Chloe Garcia Roberts on Li Shangyin
Xie Fang of the Senior Examination Class Memorized and Recited Many of My Poems, One Day I Happened to Send Him This.
At dawn, use clouds to conceive the lines.
In winter, hold snow to divine the poem.
On good days, the self is often moved
though impossible a writer always be so.
First resembling a crane in full sleep,
then a cicada with its closed-mouth shriek of desire.
When composing, momentum never unfolds.
Arriving at the predetermined, fitting it be pre-condemned.
At the head of the Southern River: endless trees.
At the Western Tower: shifting haze.
Edits complete, everyone silent, still.
Send it away down a road unbroken, unending.
A constellation of stars hangs toward earth in the cold.
River sounds ascend to heaven at dawn.
If, dear sir, you hold regret
let this poem express it.
The Banquet at River Hall Dispersed, I Return to the Residence Along a Willow Road, Chanting
A spring ode I dared to lightly compose,
its lines, held in the mouth, slipped into a half-empty cup.
Already undone by the river reflecting willows.
More so by plum trees hidden in snow.
Those few of us in harmony: absolutely futile.
A rush of grief quickens, then arrives.
From poetry, what atonement?
One just feels the white hairs hastening.
On Translating Li Shangyin
For me, the first year of motherhood was an extended lesson in learning to fail with grace. Every day, beginning with my son's first day, was a catalogue of failure ranging from the mundane to the spectacular: not getting my baby to sleep, not getting to the grocery store, not remembering to pay my bills, not writing, not reading, and so on and so on.

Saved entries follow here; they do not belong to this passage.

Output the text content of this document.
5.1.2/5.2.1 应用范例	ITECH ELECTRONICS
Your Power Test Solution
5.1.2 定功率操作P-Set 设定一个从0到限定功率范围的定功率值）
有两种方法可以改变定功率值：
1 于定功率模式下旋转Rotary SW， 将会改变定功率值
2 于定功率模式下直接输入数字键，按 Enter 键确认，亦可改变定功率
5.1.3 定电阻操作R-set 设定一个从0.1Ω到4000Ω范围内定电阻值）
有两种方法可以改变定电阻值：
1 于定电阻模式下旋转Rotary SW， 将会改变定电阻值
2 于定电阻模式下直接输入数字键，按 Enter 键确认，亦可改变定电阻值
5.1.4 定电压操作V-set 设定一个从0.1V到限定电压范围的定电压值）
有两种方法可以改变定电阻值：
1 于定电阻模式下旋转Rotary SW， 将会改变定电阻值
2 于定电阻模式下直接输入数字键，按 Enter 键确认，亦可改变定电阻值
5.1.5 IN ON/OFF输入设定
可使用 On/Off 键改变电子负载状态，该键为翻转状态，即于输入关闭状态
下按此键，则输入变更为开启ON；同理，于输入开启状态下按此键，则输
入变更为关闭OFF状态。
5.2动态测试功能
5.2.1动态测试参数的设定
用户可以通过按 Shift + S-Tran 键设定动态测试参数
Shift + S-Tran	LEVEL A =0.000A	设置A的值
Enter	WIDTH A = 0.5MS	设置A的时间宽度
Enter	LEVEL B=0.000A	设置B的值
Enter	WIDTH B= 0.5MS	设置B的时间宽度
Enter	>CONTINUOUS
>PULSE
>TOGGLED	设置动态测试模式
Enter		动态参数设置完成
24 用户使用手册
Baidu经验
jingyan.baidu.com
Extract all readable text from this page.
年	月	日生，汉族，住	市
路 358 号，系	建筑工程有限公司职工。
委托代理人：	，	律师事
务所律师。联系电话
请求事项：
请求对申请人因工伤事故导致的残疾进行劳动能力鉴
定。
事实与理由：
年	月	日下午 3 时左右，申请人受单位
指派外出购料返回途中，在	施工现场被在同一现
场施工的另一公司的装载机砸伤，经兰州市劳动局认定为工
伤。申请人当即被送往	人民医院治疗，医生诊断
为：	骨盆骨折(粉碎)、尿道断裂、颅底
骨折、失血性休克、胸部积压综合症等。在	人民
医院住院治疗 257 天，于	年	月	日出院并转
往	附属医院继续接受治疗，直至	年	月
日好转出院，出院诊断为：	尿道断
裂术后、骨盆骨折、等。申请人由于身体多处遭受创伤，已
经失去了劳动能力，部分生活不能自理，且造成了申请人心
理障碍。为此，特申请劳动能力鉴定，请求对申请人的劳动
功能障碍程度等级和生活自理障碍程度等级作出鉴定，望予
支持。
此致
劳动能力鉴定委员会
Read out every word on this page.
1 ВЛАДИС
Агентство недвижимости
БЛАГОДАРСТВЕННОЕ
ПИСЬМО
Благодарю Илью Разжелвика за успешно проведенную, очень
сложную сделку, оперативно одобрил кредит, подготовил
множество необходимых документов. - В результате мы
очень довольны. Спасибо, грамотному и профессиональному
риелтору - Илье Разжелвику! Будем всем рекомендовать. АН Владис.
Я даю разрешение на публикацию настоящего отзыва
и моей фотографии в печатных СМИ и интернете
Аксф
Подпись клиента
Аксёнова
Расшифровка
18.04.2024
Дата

Every day was a reconciliation of what I had imagined would happen with what did happen, a further constriction of my expectations, a further withdrawal from the shores of my former self.
Contrary to my belief that poetry would flow seamlessly in and out of my new existence as a mother, writing increasingly felt like a vestige from another life. Not just the product, but the very act itself was subject to question. In this time, the practice of translation became almost medicinal. With translation I found I could sidestep the self-flagellation of creation and go directly to the heart. I could open a text, in whatever minutes accorded to me between the needs of my son, and be right there in the bliss of it.
One of my ongoing projects has been the work of the late-Tang era Chinese poet Li Shangyin, and during this time I came upon a cache of poems by him on the subject of writing, of which the above are two. Like his other poems, these poems depict the twinning of grief and hope, wanting and loss, but more concretely they are about the disillusionment of being a poet. In the first poem, addressed to an admirer of his poetry, Li Shangyin, usually so opaque about his subject matter, becomes uncharacteristically transparent and gives the reader an unflinching look at the anguish behind his practice. And in the second, this gaze cuts even deeper to end in a harsh condemnation of the futility of poetry itself. And yet these denouncements come to us in the form of poetry, they are conveyed so violently and so exquisitely by the very form they condemn. The poems are evidence that the poet refused to allow his doubts to consume his words.
Over the months that these texts slowly unfolded into English (the first year of motherhood is a time of agonizingly slow production) they became a source of companionship in an unmoored time. They became precious to me because their translation, which began as an escape from my own poetic unease, unexpectedly and benevolently illuminated a path back into my own writing by showing me that the only viable way out of doubt is through it.